Of Course You Have to Go to the Bathroom

athleticlemon

“I have to go to the bathroom.”

We’ve been somewhere with bathrooms for hours, and now we’re sitting in the car in the parking lot of the grocery store while your mother grabs a few things, and we’re amusing ourselves with a game where we make up the answers to riddles, except for you. You have to go to the bathroom.

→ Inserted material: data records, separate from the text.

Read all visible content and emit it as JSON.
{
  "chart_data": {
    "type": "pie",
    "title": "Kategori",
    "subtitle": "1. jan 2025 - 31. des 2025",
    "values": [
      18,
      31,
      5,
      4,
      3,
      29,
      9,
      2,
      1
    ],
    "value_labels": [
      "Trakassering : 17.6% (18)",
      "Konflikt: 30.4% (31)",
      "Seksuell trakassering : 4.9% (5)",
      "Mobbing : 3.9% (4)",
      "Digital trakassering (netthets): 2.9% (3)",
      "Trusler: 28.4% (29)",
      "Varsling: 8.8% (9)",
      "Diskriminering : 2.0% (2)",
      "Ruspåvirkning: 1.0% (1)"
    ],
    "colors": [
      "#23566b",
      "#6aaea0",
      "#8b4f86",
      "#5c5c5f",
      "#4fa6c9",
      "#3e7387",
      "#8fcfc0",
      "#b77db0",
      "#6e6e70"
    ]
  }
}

We were at your grandmother’s house where there are three bathrooms within easy striking distance. And now we’re in the middle of the parking lot. And because you are six, I can’t let you cross the parking lot—walk through the store into the bathroom—by yourself. Someone has to take you. Probably your oldest sister. And that would become an event. Going into the store to go to the bathroom would become the kind of thing that everyone has to get in on. A social phenomenon. The event would provoke your two sisters’ bladders. It’s possible that even the ears of your brother’s bladder would prick up upon receiving word of such a high profile gala. Attendance would be non-negotiable. All of the children would trek into the store and in their wake would follow mayhem and despair.

And your mother—who loves you, but who is also relieved to be picking up a few items in the store without you, who feels that this time apart is the key to a healthy relationship with you—your mother would find a band of roving progeny in the store. She would feel like there is a curse upon her, as though she cannot be free of an eldritch specter. She would be like a woman who accidentally opened a forbidden book of lore and in innocence provoked a unit of demons who will pursue her anywhere, even as she selects her favorite flavor of carbonated water and a bottle of Dr. Bronner’s soap.

And so it is my duty to distract you. I have limited capabilities here. The tape thing that allows me to play music from my phone on the car stereo has failed again. The tape things last for less than a month, if they ever work to begin with. We have exhausted every CD that isn’t a solid wall of skips. The only thing I have is this game where I say things like “What’s red and can’t climb trees?”

When I come up with the set up I don’t have an answer in mind. We’re going to go around and propose what the answer should be. So we’re starting with a random couple of dots—”red” and “can’t climb trees”—and the game is to connect them in a surprising way. You and the other younger children do not understand what a good answer to a riddle is, so your answers are things like “A red dog!” Dogs don’t climb trees, it’s true. But just declaring the dog “red” feels like cheating, doesn’t it? Search your heart.

A good answer would be something like “A paraplegic tomato!” or “An acrophobic fire-truck!” or, if we’re in the right kind of mood, “Blood!” But I have to rely on the older children for answers like these. One time, in answer to the question “What’s yellow and won’t wake up?” an older sibling said, “A dead banana”, a response which deserves an award. But even these older children tend to miss more than they hit.

In light of the circumstances, I decide to say, “What’s yellow and runs down your leg?” And that was the wrong thing to say. It’s only the premise. Just setting the pins up. A good answer might have been something like “An athletic lemon!” But we don’t even get that far. You have begun to laugh at the transgression of potty talk, the joy of excretion humor. The laughter is shaking your body. I wish I could take it back. Your body is tightening. There is no going back. Your stomach constricts and the pressure on your bladder becomes untenable.

In my mind, I am already gathering cleaning supplies, paper towels. I am shampooing the rug in the back of the car. I am doing everything I can to not mention that this is why we need to go to the bathroom when we are in houses that have bathrooms, because you don’t need to feel additional shame about a situation that I largely caused. Apparently, I struggle with a kind of incontinence too, where ill-advised thoughts come streaming out against my better judgment. We are not so different you and I. Except that I remember to use the bathroom before I get in the car.

Here comes your mother, refreshed by a few minutes alone, during which she was surrounded by the bounty of capitalism and a Kelly Clarkson song. For a little while longer, she looks happy.